2. U.S. Estate/Gift Tax Residents. For those international investors who relocate their domicile (i.e. permanent home) to the U.S. (which according to the IRS includes “Green Card Holders”) they are subject to a 40% estate/gift tax on assets over $5.25M (2013).

International investors who maintain their domicile in a foreign country, and own U.S. real estate, tangible personal property or stock in U.S. corporations at their death are subject to a 40% U.S. estate tax on their assets (with a $60,000 estate tax exclusion).

There is no gift tax exclusion for non-U.S. gift tax residents (who do not pay gift tax on transfers of stock in U.S. corporations).

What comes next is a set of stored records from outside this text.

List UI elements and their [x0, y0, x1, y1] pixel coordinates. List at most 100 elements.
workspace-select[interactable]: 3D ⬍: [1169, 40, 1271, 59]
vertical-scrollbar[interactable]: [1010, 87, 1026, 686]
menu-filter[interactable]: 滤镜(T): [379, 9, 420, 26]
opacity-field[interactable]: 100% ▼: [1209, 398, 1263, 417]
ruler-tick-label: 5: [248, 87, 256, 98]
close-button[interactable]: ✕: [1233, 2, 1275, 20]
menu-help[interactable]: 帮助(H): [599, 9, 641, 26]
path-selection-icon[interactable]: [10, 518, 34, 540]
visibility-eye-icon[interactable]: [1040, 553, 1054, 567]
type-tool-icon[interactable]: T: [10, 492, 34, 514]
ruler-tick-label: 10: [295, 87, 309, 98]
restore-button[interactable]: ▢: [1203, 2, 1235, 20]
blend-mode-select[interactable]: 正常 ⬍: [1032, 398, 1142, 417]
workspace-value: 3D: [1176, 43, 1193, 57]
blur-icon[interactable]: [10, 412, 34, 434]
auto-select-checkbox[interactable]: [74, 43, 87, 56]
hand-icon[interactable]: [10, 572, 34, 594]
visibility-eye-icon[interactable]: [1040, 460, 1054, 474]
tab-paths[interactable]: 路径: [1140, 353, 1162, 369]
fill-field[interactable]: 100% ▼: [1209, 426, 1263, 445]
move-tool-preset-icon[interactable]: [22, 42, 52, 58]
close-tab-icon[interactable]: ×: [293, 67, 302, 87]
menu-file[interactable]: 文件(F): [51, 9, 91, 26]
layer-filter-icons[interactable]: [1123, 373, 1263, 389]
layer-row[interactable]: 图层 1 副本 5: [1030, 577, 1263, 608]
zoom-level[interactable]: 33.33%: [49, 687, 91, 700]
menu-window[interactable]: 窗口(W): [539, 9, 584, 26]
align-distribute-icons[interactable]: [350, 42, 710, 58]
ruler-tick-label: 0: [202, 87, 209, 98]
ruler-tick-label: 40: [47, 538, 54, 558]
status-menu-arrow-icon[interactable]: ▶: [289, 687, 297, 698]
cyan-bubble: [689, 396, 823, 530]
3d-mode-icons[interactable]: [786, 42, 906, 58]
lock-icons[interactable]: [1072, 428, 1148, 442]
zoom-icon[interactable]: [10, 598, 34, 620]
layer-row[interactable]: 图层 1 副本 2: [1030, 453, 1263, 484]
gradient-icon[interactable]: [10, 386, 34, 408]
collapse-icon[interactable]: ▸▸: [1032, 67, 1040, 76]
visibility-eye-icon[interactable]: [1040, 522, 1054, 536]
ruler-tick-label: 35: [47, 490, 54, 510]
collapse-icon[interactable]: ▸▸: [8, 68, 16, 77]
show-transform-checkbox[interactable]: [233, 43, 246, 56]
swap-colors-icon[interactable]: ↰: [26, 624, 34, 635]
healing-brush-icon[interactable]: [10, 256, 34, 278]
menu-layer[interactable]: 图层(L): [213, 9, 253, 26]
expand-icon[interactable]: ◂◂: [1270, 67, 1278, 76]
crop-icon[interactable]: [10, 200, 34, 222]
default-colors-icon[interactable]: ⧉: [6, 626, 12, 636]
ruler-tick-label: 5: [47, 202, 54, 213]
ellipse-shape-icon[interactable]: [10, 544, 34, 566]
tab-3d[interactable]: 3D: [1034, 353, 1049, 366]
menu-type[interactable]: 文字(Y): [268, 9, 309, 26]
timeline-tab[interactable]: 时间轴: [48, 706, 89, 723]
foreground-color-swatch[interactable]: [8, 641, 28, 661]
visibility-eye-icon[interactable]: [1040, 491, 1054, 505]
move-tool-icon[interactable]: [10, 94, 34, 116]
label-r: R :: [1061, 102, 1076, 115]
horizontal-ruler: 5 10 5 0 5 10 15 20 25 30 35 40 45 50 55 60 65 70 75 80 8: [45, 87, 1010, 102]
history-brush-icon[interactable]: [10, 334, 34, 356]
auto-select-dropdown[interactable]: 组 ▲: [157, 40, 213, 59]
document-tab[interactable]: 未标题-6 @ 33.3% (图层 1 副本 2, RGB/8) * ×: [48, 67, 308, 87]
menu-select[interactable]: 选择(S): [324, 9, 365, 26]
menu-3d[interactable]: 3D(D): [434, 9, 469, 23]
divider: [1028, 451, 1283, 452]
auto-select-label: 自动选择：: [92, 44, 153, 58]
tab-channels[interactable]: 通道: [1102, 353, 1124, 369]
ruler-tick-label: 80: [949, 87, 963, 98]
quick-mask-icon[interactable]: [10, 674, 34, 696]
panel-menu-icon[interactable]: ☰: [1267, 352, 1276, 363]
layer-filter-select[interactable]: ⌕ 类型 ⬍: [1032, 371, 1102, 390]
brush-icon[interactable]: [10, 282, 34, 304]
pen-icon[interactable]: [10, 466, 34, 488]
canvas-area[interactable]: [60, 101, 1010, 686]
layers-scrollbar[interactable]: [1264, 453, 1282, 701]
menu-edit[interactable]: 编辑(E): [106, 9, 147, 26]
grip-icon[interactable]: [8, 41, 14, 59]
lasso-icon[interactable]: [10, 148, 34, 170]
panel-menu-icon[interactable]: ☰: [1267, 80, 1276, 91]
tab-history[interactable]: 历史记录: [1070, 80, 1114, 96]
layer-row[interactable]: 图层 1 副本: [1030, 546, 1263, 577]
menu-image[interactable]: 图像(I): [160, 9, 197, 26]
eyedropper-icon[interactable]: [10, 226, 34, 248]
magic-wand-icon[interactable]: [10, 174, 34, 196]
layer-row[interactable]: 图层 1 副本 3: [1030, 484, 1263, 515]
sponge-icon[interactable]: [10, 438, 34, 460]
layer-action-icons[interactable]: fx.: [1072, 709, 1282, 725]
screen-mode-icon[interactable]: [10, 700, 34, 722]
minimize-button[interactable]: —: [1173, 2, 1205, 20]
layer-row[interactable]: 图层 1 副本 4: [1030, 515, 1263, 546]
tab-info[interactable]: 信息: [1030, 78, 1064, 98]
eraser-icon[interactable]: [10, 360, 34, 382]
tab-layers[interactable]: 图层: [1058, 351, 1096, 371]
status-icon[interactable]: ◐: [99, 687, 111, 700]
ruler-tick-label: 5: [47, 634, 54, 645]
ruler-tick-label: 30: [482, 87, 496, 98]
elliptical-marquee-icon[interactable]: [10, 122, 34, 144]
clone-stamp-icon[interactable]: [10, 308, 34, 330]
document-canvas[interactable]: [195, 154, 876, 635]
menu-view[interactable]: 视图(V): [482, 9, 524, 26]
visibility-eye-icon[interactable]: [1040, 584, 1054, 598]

3. NRAs (Non-Resident Aliens). Those international investors who maintain non-U.S. income tax status as non-resident aliens are subject to 30% income tax withholding on the receipt of U.S. source “FDAP Income” (i.e. fixed or determinable annual or periodic gains, profits or income; e.g. dividends, interest, rents and royalties, et al.) with no deductions allowed.

They are not subject to U.S. tax withholding on U.S. capital gains but must file tax returns (Form 1040 NR) and report capital gains and losses on Form 8949 and report the totals on Schedule D.

Gain or loss on the disposition of a U.S. real property interest is taxed as if the gain or loss were effectively connected with the conduct of a U.S. trade or business and reported on Schedule D (Form 1040) and Form 1040NR, line 14.

A non-resident alien who is engaged in a U.S. trade or business is taxed at graduated U.S. income tax rates on all “effectively connected income”; i.e. all income, gain or loss from sources within the U.S., after allowable deductions. The graduated U.S. income tax rates are the same tax rates that apply to U.S. citizens and tax residents.

A NRA receives effectively connected income if they are a nonresident alien engaged in a trade or business in the U.S. during the tax year. Income the NRA receives through the sale or exchange of property, or the performance of services is treated as effectively connected in that year it would have been effectively connected, the year the transaction took place or the services were performed.